The director is widely regarded as an idiosyncratic maverick but she says, “He's a fantastic person. I deeply respect artists who know exactly what they want to do. He has a very clear vision from the beginning, the first draft of the script. He knows exactly what the final version will be.”

She had known Refn for more than 20 years before they decided to team up just after she produced Lukas Moodysson's Mammoth.

Smith had the chance to direct several films that were fully financed but turned them down, explaining, “The scripts were compromised by people who think they write and they can't, and producers who think they can cast.”

A couple of years ago he and Lene collaborated on a period film which didn't come to fruition, so he approached Kwek who had shown him the script when they were making The Blue Mansion.

Kwek had tried in vain to get the film made with another director so Smith gave the script to Lene, who agreed to raise the finance and produce under the Space Rocket Nation banner.

He's confident he'll find young actors to play the Vietnamese characters in Australia; looking at those who've appeared in Khoa Do's Footy Legends and Mother Fish would be a good starting point, I suggested. There are also roles for a high-profile actress to play a lawyer and for two male characters.

Smith has just shot Calvary, the saga of a priest battling dark forces starring Brendan Gleeson and Chris O'Dowd, his second effort with Irish writer-director John Michael McDonagh following The Guard.
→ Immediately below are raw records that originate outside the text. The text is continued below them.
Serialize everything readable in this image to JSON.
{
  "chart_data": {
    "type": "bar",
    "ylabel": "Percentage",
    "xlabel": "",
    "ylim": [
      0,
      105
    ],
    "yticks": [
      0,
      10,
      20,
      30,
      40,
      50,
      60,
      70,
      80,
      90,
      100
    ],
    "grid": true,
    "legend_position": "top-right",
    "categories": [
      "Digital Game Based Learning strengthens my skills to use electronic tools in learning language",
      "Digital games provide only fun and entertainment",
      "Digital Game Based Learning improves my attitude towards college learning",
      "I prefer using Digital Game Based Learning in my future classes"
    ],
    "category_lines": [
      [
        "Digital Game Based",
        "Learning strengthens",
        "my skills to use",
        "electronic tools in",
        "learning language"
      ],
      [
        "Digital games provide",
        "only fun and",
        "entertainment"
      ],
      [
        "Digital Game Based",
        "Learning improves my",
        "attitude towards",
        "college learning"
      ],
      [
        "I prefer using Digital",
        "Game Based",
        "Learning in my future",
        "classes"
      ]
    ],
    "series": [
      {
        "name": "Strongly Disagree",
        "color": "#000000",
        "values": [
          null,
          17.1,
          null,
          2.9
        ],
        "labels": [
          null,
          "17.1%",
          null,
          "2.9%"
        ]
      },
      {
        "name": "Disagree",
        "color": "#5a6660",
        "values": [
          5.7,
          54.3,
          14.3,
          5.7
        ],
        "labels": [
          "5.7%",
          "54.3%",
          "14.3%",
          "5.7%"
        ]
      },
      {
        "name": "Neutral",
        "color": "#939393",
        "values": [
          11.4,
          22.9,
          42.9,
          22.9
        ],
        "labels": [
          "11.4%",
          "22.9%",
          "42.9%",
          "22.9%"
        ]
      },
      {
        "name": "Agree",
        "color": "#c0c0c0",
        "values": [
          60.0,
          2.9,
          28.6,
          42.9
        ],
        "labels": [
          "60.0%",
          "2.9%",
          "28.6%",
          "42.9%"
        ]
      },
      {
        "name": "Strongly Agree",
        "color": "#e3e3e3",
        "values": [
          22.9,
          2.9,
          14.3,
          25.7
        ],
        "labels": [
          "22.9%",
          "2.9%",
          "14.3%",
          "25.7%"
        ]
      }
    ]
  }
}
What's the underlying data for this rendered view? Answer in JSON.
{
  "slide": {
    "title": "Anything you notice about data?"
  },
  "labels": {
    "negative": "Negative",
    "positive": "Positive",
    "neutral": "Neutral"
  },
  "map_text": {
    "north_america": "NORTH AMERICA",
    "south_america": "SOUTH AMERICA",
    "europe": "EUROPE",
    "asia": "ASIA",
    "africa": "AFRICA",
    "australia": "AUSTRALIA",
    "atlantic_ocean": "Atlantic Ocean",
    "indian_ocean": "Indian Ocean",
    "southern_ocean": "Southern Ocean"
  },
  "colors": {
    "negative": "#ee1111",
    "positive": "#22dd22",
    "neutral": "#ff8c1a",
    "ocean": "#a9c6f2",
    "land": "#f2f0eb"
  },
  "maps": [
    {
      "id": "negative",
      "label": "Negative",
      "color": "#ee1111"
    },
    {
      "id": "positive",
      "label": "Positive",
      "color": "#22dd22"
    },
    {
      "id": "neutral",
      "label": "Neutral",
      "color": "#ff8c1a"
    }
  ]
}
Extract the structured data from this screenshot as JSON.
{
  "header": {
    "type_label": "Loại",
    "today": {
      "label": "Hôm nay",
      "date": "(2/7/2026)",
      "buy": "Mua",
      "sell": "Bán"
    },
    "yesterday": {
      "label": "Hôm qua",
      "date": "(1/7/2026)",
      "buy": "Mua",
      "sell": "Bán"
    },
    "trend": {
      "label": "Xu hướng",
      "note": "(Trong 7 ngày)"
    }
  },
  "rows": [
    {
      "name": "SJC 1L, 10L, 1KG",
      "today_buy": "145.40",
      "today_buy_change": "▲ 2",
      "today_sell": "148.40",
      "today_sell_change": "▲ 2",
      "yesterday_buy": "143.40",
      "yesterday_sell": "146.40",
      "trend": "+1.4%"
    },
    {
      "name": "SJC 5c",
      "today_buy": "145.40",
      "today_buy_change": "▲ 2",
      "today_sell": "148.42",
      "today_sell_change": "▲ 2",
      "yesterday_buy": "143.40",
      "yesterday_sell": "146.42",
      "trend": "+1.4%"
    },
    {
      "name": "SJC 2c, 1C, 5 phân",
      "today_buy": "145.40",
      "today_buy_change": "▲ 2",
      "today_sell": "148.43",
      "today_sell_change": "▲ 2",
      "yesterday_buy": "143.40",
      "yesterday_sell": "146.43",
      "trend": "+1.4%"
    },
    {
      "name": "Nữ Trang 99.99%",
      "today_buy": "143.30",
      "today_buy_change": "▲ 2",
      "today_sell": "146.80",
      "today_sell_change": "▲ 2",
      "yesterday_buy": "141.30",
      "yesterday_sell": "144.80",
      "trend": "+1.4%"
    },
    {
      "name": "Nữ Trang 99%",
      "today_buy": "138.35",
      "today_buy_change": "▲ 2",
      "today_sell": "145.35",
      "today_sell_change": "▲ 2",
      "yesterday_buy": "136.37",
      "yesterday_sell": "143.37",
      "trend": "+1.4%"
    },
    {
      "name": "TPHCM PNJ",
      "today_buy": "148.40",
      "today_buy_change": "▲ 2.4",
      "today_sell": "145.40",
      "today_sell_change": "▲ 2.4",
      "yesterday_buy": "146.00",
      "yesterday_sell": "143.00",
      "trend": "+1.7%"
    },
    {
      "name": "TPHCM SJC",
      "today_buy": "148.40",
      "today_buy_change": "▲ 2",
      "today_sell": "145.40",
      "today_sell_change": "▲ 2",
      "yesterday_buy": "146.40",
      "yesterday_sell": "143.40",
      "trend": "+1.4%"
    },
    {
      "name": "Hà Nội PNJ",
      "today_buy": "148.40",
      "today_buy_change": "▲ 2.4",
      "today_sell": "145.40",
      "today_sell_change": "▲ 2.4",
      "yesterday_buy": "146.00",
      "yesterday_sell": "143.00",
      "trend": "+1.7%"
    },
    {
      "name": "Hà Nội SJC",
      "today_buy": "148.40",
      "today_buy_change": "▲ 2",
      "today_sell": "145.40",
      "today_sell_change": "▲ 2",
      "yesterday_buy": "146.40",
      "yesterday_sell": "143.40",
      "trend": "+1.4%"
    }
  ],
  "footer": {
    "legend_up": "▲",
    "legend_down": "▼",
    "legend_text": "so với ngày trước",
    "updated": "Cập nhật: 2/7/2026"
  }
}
As an 18-year-old Smith first worked with Kubrick as chief electrician on the 1975 opus Barry Lyndon, a collaboration which lasted 13 years and included The Shining.

After working on other projects Smith was asked by Kubrick to shoot Eyes Wide Shut, the steamy drama which starred Tom Cruise and Nicole Kidman. It turned out to be the director's final film: he died five days after showing Warner Bros. the final cut. As for the infamous orgy scene which Warners digitally altered to get an R rating in the US, Smith says, “We took a long time to do it, as we did with every scene. There were always lots of takes, lots of rehearsals.”